The fastball is an average pitch in the game today despite the velo, which can top out at 98 mph. That sounds crazy, but it lacks elite spin, tipping the scales in the 2000-2200 rpm rate, which doesn’t carry through the zone as much as it could at a higher spin rate. It’s a similar fastball to current Royals prospect Jackson Kowar. The velo is good, and the control is better than average but the command is just average, which can lead to some hard contact despite the higher velocity readings. Teammate Jack Leiter has more spin on the fastball, getting more carry through the zone, allowing it to play up even if the velocity on the pitch for both his and Rocker average 94 mph. When Rocker has the velocity and command working the fastball is a plus pitch in the 60 range, but that lack of spin and the difficulty to command it at times can make it hittable at the lower velo level. Old school scouting would see a 6’5 250 lbs body and say he will have the upper velocity for years, but we know that’s not always the case. A tick or two lost can make that fastball an average offering pretty quickly if he can’t maintain it in the starter role, leveling out his ceiling in the process.

This season Rocker has featured the cutter and changeup more than in years past.
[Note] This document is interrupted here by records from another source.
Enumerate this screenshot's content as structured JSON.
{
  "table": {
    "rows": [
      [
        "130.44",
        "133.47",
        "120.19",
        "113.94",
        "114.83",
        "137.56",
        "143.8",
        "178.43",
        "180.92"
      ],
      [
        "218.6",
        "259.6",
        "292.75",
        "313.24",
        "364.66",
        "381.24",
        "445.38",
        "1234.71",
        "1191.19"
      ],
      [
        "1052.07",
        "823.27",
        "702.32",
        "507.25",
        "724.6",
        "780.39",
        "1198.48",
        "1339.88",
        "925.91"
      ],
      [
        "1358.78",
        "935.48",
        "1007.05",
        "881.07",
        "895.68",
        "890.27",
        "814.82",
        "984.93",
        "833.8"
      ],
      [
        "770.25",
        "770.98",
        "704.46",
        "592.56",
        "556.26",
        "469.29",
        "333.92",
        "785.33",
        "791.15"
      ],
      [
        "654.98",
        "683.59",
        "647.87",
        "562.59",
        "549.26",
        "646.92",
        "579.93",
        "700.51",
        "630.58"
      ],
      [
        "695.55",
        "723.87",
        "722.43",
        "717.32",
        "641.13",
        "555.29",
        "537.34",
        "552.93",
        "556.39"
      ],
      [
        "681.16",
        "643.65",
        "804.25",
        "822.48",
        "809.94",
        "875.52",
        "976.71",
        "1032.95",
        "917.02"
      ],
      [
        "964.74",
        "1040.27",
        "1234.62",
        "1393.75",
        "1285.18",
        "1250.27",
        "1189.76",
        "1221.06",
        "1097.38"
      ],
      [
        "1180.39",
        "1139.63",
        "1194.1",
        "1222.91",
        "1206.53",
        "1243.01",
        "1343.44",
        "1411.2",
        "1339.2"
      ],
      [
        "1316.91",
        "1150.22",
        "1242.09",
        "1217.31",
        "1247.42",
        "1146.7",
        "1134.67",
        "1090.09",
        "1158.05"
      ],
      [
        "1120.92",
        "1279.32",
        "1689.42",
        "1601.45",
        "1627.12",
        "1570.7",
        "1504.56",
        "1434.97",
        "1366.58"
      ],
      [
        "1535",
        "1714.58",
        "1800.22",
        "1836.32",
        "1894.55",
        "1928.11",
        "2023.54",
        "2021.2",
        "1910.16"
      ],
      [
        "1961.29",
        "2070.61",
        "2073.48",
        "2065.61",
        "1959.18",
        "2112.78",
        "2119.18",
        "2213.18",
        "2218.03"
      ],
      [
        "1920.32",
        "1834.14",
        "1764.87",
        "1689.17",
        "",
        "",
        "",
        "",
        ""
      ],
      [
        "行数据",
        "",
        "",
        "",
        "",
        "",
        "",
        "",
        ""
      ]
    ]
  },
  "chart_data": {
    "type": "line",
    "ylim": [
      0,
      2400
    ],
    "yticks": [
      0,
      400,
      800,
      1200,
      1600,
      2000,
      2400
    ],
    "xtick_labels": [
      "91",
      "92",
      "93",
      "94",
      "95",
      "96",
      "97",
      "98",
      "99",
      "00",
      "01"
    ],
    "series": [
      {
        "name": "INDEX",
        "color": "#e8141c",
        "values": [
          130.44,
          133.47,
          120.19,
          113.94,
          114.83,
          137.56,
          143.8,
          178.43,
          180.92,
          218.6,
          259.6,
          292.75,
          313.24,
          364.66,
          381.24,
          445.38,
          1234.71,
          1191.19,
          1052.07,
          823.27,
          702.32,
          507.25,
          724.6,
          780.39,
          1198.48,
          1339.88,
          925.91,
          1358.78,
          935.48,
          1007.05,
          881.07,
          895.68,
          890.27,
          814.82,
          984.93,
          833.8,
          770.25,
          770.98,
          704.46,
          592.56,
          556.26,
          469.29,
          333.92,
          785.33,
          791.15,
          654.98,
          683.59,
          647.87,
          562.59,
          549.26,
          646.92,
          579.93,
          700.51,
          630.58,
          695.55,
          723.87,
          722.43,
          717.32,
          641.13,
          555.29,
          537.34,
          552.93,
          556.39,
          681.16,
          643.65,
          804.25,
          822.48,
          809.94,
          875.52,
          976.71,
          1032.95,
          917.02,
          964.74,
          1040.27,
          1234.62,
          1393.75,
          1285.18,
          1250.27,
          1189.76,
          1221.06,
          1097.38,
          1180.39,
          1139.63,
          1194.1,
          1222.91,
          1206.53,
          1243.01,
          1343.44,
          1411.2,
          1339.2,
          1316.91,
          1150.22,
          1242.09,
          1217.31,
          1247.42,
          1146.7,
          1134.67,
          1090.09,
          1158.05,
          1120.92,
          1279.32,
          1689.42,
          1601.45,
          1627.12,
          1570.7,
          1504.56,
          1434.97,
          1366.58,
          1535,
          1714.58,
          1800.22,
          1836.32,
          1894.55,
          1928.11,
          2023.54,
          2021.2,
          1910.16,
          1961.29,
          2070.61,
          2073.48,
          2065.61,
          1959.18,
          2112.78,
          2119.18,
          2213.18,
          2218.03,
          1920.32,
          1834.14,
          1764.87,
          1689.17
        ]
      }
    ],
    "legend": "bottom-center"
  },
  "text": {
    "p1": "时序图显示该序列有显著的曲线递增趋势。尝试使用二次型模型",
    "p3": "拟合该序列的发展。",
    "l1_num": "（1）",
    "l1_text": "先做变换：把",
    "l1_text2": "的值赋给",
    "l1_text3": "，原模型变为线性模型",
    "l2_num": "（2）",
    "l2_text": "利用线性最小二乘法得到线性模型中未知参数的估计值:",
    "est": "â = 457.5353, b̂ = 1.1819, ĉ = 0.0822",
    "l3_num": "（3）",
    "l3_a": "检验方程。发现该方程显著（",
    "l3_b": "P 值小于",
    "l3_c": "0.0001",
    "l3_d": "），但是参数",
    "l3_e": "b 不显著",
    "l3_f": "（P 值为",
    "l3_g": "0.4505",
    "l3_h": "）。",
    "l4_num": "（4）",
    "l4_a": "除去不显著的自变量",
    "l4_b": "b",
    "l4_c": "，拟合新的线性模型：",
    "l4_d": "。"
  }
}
For a pitch that hasn’t been used much, the change has given some decent looks. It flashes as a better-than-average pitch. It still lacks consistency, but the low spin rate is impressive, with a 1530 average rpm. That low spin helps give it a little larger vertical break and should play up to at least average with more usage. This and the cutter are the pitches he will have to use more often in the pro ball to get opposite-side hitters. The fact that it can profile as average is a good start. The added cutter features some late horizontal break with a bit more velocity in the upper 80s; differentiating it from the slider though the grips aren’t all that different, could help induce some weaker contact.

When we look at the draft, it appears Jordan Lawler or Marcelo Mayer have raised their stock to the top two picks. The Orioles are likely looking to play for a bargain hitter at five in a similar way to what they did with Heston Kjerstad last year, Rocker isn’t the likely pick for that reason. If Rocker gets past the Red Sox at four, then falling to the Royals at seven seems somewhat realistic. In that case, it will come down to what the Diamondbacks choose one pick ahead of the Royals. Should Arizona pass, then Rocker could shockingly be there for the plucking, which seemed inconceivable just two years ago. Then again, Rocker has the skill to throw another no-hitter in the regionals or win MOP again, which could slap scouting directors in the face again. The past projections of a future stud #1 or 2 level pitcher are still there, and if six teams pass, they could be overthinking this one.